## 2024 Lecture on Information Field Theory

Script Recordings Handouts Exercises ExaminationsInferring fields (functions over continuous spaces) from finite data is a problem central to signal reconstruction, dynamical systems, and artificial intelligence. Information field theory (IFT) addresses this from a probabilistic perspective by exploiting concepts of statistical physics, field theory, and machine learning. The lecture introduces the key concepts of IFT, its mathematical formalism, its computational methods, its relation to neural field theory and to neural network models, and covers advanced topics like inferring dynamical fields and their dynamical laws empirically. The lecture aims at master students that are theoretically oriented, that want to solve concrete signal reconstruction problems, or that are interested in concepts underlying artificial neural network techniques. It closes with an exam that yields 9 ETCS if performed successfully.

The following topics are planned to be addressed:

- Information measure and information geometry
- Gaussian processes and neural field theory
- Fourier space field representation
- Linear and non-linear filter theory
- Feynman diagrams and re-summation techniques in IFT
- Generative models with fields and generative neural networks
- Variational inference based on information geometry
- Dynamical field inference and supersymmetry therein

The course will be a in person blackboard lecture. Recordings of previous courses on IFT can be
found **here**.
Please note that the lecture will deviate from those by aiming for more advanced topics.

**There will be two lectures per week**

begin: 15.04.2024, end: 16.07.2023

- Monday, 14:00 - 16:00, Schellingstr. 4, H 030
- Tuesday, 12:00 - 14:00, Geschw.-Scholl-Pl. 1 (N) / Kleiner Physiksaal (N 020)

**Examination:**
Tuesday July 16th, 12:00 - 14:00, Theresienstr. 37, A348

## 2024 Tutorials for Information Field Theory

**There are two tutorials per week: Begin: 15.04.2022, End: 19.07.2022 **

- group A, Wednesday 18:00 - 20:00, Theresienstr. 37 / A 449 ,
- group B, Thursday, 10:00 - 12:00, Theresienstr. 37 / A 249 ,

## Bonus System

Exercises are optional, but can be used to get bonus points for the exam. The bonus will be 15% of the points which are necessary to achieve a 1.0 in the exam. It will be ensured that top marks are well reachable without the bonus. The bonus system is structured as following:

- Each week we will hand out work sheets with approximately three problems. Points are assigned to each task and subtask.
- In a list handed out at the beginning of each tutorial students are asked to denote which which problems they are potentially able to present.
- In order to get the full bonus for the respective exam (IT or IFT), students need to sign up for at least 60% of all possible achievable points during each part
- The tutors choose students randomly from the list mentioned earlier.
- In case the student is not able to properly solve the task, they might lose up to twice the points they could have gained through the correct solution.
- EXTRA: If the student wants to
present voluntarily and do a exceptionally clear and
instructive presentation you might get double as many points.
If the presentation is not very clear, they get only the regular amount of points.

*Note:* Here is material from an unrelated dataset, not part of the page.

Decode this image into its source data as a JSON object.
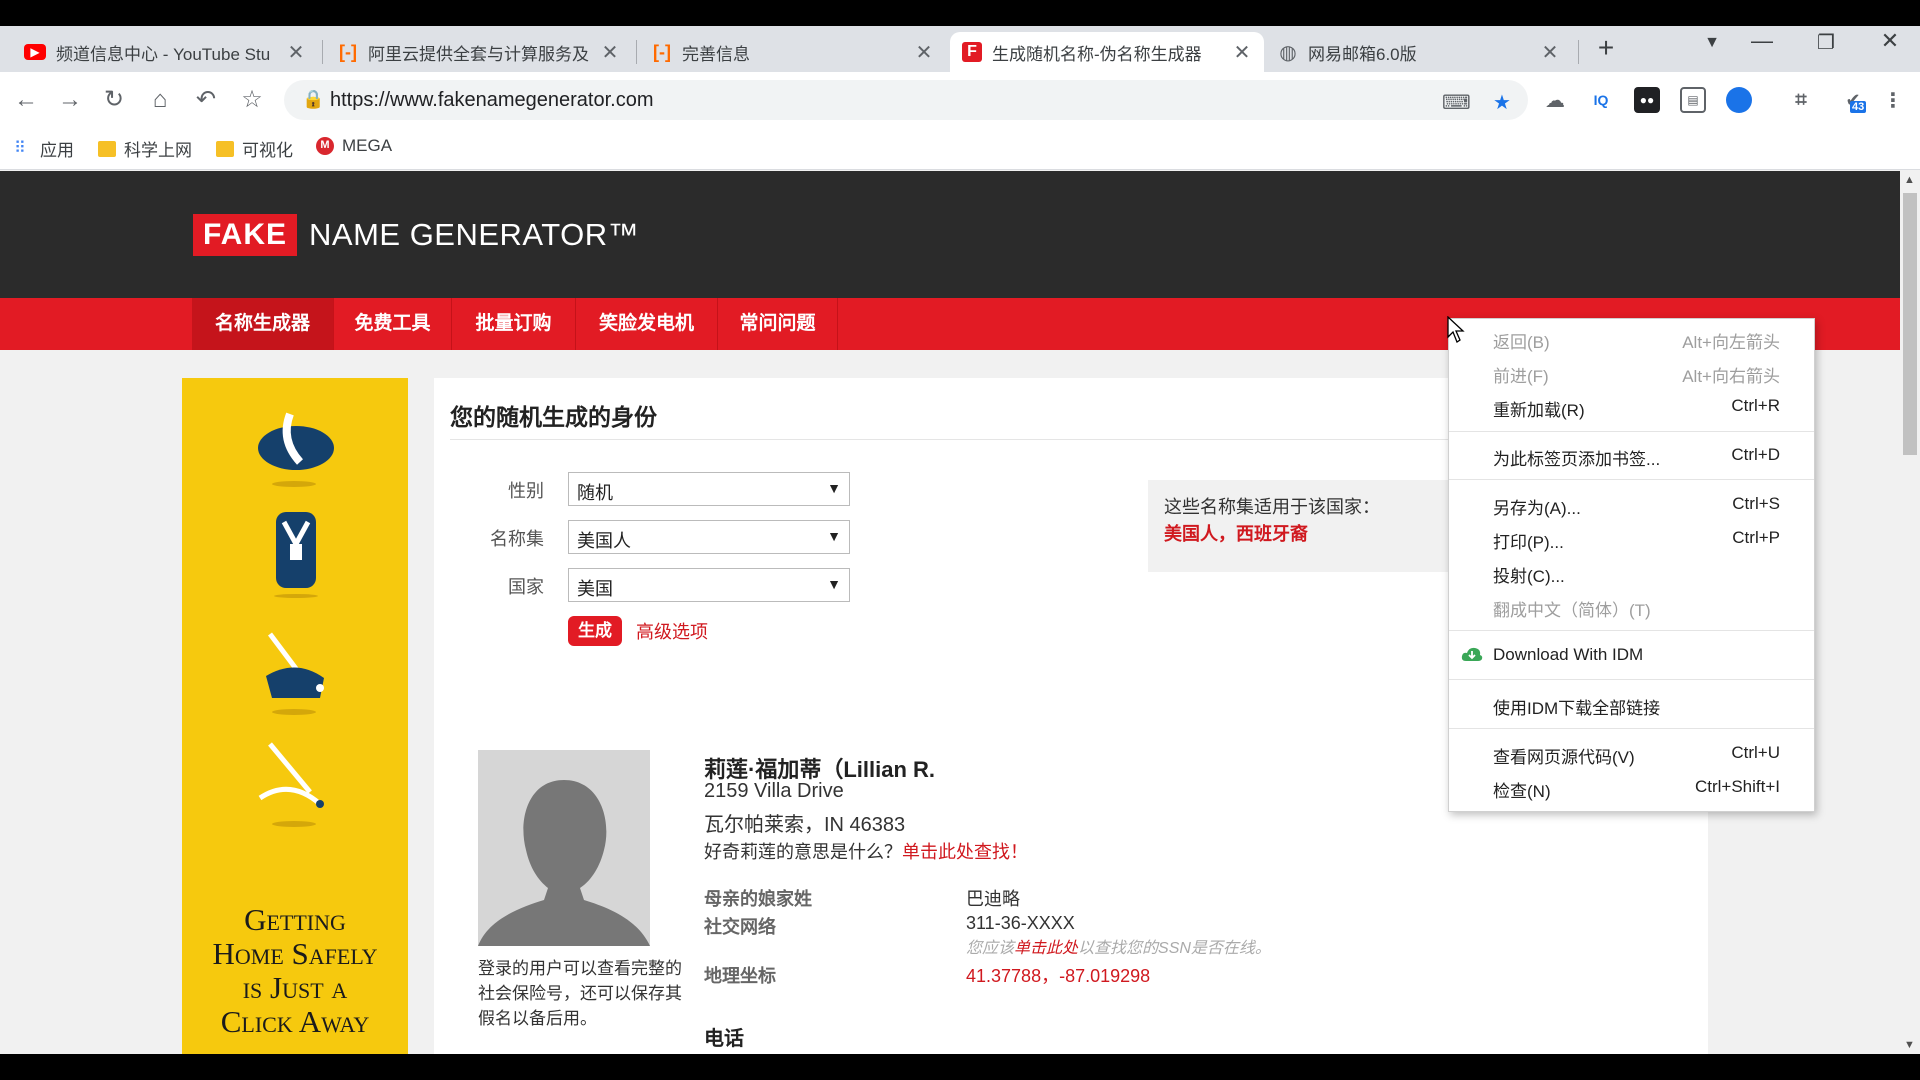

(Talk to the tutor before the beginning of the tutorial)

## Signal reconstruction with Python, EDV-Zusatzausbildung (SQ1+SQ2, September 23-27, 2024)

One week block-course with exercises and presentation. Signal reconstruction from data will be trained via small programming projects of the students' own choices, followed by presentations of the achievements and experiences.
Required are a basic knowledge of Python and a laptop with installations of Python3 as well as the used Python packages "numerical python" (NumPy), "scientific python" (SciPy), and "numerical information field theory" (NIFTy) in their latest announced versions. The number of participants is limited.
The Key Qualification certificate is obtained by a presentation of the student's achievement at the end of the
course.

Date: September 23-27th 2024, 9:00-16:00

Location: MPI for Astrophysics, Garching

Registration: July 26 until July 21st

Please register in the LSF system of the LMU until July 24th. The number of participants is limited.

## Seminar on *Artificial Intelligence, Bayes, & Cognition* (October 2023)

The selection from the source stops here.